SINGAPORE (May 14): CGS-CIMB Research is keeping its “add” call on Singapore post (SingPost) with a higher target price of $1.59, as the stock is poised for an earnings recovery over FY19-FY21 and offers 2-3% dividend yield.
The group on May 11 recorded 4Q18 earnings of $23.9 million, compared to a loss of $65.2 million in 4Q17, brining FY18 earnings to $126.4 million, 278.4% higher than $33.4 million in FY17.
4Q18 revenue was $367.5 million, 13.5% higher than $325.8 million a year ago, on the back of growth from the Postal and Logistics segments.
The group also declared a final dividend of 2.0 cents per share.
See: SingPost back in the black in 4Q on higher revenue and income
In a Friday report, analyst Ngoh Yi Sin says, “Key positives this quarter were the absence of impairment, slower decline of domestic mail, improving ecommerce losses and logistics performance.”
In addition, committed occupancy at the SingPost centre retail mall increased to 95.6% during the quarter, which the analyst believes will make full-year rental contribution in FY19F.
Ngoh has observed some new norms for SingPost, including the recurrence of professional fees for consultancy services to drive cost leadership; lower postal OPM as the less profitable international mail outpaces domestic mail growth and comes under further pressure from terminal dues; volatile contribution from associates due to continual investments for growth; and disruption from new and existing competitors across all areas.
On the other hand, changes in terminal dues took a toll on the group’s postal OPM even as its international mail volume growth stayed resilient at over 30% y-o-y.
“With ongoing measures like the implementation of higher postal rates across all of its customers, enhanced bilateral cooperation with other countries and negotiation of line haul costs, we expect some margin relief in the coming quarters,” says Ngoh.
Quantium Solutions Hong Kong (QSI HK) remains an important transshipment route for the group, given its strategic role as a gateway to China, despite persistent competition in North Asia.
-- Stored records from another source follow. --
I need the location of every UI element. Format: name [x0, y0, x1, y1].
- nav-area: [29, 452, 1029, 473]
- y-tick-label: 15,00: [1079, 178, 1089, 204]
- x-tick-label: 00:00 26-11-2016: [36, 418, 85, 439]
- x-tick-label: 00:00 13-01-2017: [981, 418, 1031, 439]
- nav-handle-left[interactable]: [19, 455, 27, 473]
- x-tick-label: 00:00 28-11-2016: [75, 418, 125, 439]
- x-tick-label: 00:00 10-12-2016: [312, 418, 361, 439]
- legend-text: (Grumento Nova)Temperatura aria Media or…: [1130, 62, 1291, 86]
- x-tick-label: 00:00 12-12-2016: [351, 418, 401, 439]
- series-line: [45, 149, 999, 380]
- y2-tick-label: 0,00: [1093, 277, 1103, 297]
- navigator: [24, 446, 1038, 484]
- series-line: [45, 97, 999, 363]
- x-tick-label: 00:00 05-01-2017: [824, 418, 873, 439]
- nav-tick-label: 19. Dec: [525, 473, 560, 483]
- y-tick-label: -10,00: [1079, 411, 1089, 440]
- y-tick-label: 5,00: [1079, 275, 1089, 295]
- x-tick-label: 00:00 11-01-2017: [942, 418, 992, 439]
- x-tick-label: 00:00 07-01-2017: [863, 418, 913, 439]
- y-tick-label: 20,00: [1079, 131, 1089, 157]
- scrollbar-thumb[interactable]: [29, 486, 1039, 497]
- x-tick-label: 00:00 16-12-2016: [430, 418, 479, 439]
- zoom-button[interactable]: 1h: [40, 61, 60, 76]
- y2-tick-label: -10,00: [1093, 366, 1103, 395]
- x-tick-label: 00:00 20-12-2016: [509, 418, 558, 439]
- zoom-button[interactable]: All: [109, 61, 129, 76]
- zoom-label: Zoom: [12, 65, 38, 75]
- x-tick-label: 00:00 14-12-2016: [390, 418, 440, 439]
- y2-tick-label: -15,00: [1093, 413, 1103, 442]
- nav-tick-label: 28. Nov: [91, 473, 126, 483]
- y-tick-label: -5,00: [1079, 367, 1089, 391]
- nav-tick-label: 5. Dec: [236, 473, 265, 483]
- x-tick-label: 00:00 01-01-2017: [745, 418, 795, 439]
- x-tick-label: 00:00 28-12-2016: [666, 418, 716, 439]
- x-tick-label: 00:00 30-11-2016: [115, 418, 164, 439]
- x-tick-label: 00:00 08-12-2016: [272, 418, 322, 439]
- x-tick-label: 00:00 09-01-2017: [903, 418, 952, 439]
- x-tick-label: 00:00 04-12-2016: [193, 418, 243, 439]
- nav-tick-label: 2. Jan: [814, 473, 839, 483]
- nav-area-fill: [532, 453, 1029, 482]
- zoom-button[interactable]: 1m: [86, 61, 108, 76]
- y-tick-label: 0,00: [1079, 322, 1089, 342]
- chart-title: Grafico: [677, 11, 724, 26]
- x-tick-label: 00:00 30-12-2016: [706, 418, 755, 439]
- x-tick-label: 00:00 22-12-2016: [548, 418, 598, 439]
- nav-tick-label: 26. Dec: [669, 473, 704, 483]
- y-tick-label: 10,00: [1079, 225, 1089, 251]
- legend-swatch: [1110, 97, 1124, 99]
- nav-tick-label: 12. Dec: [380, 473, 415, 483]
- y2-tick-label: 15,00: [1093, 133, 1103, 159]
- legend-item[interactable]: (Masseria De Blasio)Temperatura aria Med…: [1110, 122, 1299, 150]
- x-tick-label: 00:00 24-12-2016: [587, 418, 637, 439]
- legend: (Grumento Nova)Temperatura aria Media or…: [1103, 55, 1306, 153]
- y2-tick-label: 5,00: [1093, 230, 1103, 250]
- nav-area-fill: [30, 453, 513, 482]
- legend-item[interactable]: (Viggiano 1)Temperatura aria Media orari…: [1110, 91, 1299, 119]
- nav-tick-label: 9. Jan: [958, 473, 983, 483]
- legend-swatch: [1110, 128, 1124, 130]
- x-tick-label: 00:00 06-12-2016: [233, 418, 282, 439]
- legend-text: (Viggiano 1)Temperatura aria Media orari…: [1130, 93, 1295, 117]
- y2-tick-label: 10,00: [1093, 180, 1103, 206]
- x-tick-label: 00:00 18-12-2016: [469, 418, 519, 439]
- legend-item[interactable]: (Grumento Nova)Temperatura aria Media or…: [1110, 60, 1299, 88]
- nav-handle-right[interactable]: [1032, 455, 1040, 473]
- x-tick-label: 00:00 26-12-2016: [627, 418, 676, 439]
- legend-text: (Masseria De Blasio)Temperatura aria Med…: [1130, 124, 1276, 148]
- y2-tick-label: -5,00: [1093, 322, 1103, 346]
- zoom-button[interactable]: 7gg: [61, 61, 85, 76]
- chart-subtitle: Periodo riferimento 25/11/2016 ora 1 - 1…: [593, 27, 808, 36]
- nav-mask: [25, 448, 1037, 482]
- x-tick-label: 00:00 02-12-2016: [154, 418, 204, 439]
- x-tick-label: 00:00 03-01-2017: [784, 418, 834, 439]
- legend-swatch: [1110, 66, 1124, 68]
Apart from intensifying collaboration with Alibaba, management has since reviewed its key customer contracts, repositioned with Jagged Peak (JP) interface and is working on new products and customers.
Higher utilisation of the regional ecommerce logistics hub and exit of loss-making contracts also meant impairment was not necessary.
As at 12.42pm, shares in SingPost are trading 2 cents higher at $1.38, giving it a FY18 price-to-book value ratio of 1.76, with a dividend yield of 2.57%.